La ultima parada de bus

Ya sólo faltaban 5 paradas para que bajara, se empezaba a preguntar cuántas le faltarían a él. Lo que no sabía era que el tortolo había tomado la decisión de quedarse hasta que ella se fuera y ya se había pasado 3 paradas de su destino. Aquello empezaba a apostar cada vez más alto, era una lástima que esos pensamientos estuvieran encapsulados dentro de sus cabezas. Si de casualidad ambos hubiesen tenido una pantallita encima de ellos que pudiera indicarle a los ávidos observadores, lo que resolvían en sus mentes, muy seguramente, al él tomar esa decisión, el público lo hubiese ovacionado de pie.

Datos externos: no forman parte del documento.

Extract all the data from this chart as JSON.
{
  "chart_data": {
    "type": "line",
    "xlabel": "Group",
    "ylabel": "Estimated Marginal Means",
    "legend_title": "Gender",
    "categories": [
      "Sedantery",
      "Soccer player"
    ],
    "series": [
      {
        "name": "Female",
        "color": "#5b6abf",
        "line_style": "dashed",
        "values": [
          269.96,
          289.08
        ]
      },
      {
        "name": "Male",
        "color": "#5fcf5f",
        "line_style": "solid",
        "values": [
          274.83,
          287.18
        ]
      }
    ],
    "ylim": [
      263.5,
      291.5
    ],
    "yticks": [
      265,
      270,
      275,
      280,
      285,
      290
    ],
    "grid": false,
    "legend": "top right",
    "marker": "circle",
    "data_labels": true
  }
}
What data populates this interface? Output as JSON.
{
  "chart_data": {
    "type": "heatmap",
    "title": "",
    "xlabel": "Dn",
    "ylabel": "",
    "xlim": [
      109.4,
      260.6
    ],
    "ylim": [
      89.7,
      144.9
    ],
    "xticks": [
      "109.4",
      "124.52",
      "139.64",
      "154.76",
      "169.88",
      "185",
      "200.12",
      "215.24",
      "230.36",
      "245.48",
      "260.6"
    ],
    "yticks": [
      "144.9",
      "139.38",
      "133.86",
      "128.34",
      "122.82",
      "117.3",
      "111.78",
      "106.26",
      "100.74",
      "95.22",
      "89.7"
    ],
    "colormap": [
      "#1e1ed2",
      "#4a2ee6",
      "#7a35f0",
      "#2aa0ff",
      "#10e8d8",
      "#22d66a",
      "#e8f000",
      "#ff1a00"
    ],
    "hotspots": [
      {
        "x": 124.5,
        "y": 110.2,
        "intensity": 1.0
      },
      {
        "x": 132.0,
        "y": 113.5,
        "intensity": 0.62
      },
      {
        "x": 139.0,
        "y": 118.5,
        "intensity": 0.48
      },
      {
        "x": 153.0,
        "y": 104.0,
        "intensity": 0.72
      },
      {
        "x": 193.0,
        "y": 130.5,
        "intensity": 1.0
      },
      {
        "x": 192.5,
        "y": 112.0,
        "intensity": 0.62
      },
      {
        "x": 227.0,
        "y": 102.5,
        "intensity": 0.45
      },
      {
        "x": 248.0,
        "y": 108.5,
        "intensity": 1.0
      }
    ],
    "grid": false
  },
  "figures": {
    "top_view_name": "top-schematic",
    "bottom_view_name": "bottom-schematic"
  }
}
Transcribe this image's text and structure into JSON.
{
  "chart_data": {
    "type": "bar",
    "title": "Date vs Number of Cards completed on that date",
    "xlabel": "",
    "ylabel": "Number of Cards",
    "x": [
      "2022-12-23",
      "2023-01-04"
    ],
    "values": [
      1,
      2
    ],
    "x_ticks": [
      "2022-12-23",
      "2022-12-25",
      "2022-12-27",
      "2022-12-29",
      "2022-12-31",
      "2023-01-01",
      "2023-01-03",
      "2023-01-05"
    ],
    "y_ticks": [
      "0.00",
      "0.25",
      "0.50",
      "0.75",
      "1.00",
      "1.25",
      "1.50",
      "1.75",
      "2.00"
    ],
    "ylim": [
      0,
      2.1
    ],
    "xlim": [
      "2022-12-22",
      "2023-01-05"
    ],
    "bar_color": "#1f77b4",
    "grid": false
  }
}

De todo eso no había nada dicho, pero todos los entendían perfectamente. Solo el tipo distraído que estaba sentado junto a él, porque su viaje fue breve, no había entendido. Incluso el chofer sabía, pues el supervisor, muy diligentemente y con muchísimo disimulo, había ido poniéndole al día sobre lo que estaba pasando a sus espaldas. A todas estas, el conductor se sentía un poco culpable aunque no lo suficiente.

Cuando llegó a su parada, se le ensombreció la mirada y se levantó de su asiento muy abruptamente y con la vista fija en él. Por reflejo, más que por convicción, él se paró como quien imita. Se miraron totalmente desorientados, la gente en el bus ya no soportaba más, dos amigas se tomaban las manos esperando, conteniendo el aliento. La tensión creció hasta tal punto que el pobre y descabritado muchacho se puso pálido como un fantasma, y no fue el único, el supervisor hasta le mandó a callar a un muchacho que venía subiendo. En un momento fue tanto el lío armado que, sin pensarlo tan siquiera, el chofer gritó con ímpetu: ¿Se van a bajar o qué? Y ambos se rieron, junto a ellos se rieron otras personas, incluso el conductor mismo se rió de su propia barbaridad. Se bajaron del colectivo y todos los pasajeros se pegaban de las ventanas para poder mirarlos mejor. Tal fue el desparpajo, que una señora se despidió de ambos como si fueran los nietos.  Se veían como la figura de los dos caminantes, se iba alejando lentamente en la tarde. El conductor pensaba en su madre, mientras se le escaba una lagrima silenciosa.